Потом его глаза скользнули по нелепой фигурке Монстрика, изо всех сил пытавшегося не дрожать, по облезлому детскому ланч-боксу, который он держал в побелевших пальцах… И парень захохотал. Дружки заржали следом, и этот смех грохочущим катком прошелся по Монстрику, уничтожая остатки его достоинства.

— Кто это тут пищит? — Один шаг, и Эмиль оказался рядом с Д. Он схватил брата за шкирку, чуть не оторвав от пола, тряхнул, сунул кулаком ему куда-то в свитер.

Синяя коробка для ланча вылетела из разжавшихся рук, брякнулась на пол и раскрылась, а ее содержимое выпало на линолеум. Эмиль недоуменно уставился на приготовленные мной бутерброды.

«Он знает, — мелькнуло у меня в голове. — Знает, что обеда у брата не было и быть не может».

Лицо Эмиля исказила жуткая гримаса — полуухмылка, полуоскал. Он перевел мутный взгляд, в котором отражалось что-то непредсказуемое, с Монстрика на меня и обратно.

Живот скрутило от жуткого предчувствия: «Догадался!»

Не знаю, чем бы это все кончилось, если бы парни вокруг не заорали:

— Эмиль, глянь!

— Вот гребаное чмо!

Парень опустил глаза туда, куда смотрели все — на темное пятно, расползавшееся по штанине джинсов Монстрика, и лужицу, натекавшую у его ног.

— Фак! — Эмиль выпустил свитер брата и отскочил в сторону с отвращением на лице. — Ах ты ссань!

Монстрик съежился, прижимая руки к животу. Его пошатывало.

— Что здесь происходит?

Я вздрогнула, услышав папин голос. По закону плохой мелодрамы он широким шагом приближался к месту событий. Взгляд скользнул по бутербродам на полу.

— Почему еда валяется под ногами? — Обычно мягкий голос стал чужим и холодным, и мой первый порыв — броситься папе на грудь и разрыдаться — прошел прежде, чем я успела шевельнуться. — Чей это ланч-бокс? И что… что это, черт возьми, такое?!

Папа уставился на лужицу у ног Д. Родное лицо приняло такое же брезгливое выражение, какое застыло на роже Эмиля.

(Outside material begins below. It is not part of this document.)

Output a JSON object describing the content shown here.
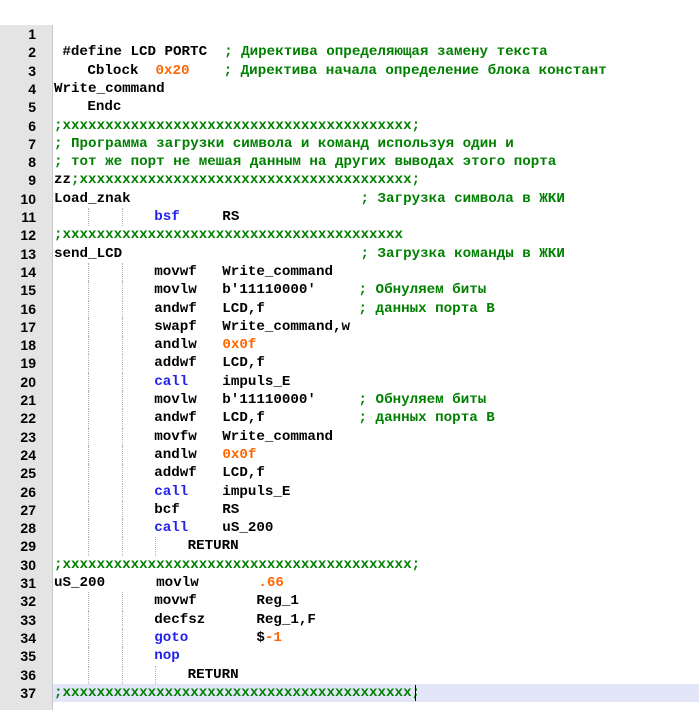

— Гольфист обоссался! — радостно подсказал кто-то из собравшейся вокруг толпы.

— Обоссался! Чмошник обоссался! — повторяли разные голоса, перекрикивая глумливый смех.

— Прекратите! Тихо! — рявкнул папа, но было уже поздно.

Грудь Д., окаменевшего под чужими взглядами, судорожно поднялась и опустилась. Он развернулся и бросился прочь — поразительно быстро в его состоянии. Ему даже не пришлось никого отталкивать — все сами расступались, давая Д. дорогу. Никто не хотел прикасаться к «сифозному».

— Что тут произошло? — Папа вглядывался в смеющиеся или полные гадливости лица вокруг. Толпа быстро редела. Кто-то наступил на смазанный маслом хлеб, поскользнулся и приглушенно выругался. — Чили? — Он беспомощно обернулся ко мне.

— Пап, я… — Взгляд Эмиля пригвоздил меня к месту. Страх оплел внутренности холодными скользкими щупальцами, мешая дышать и говорить. — Я не знаю. Мне пора на урок.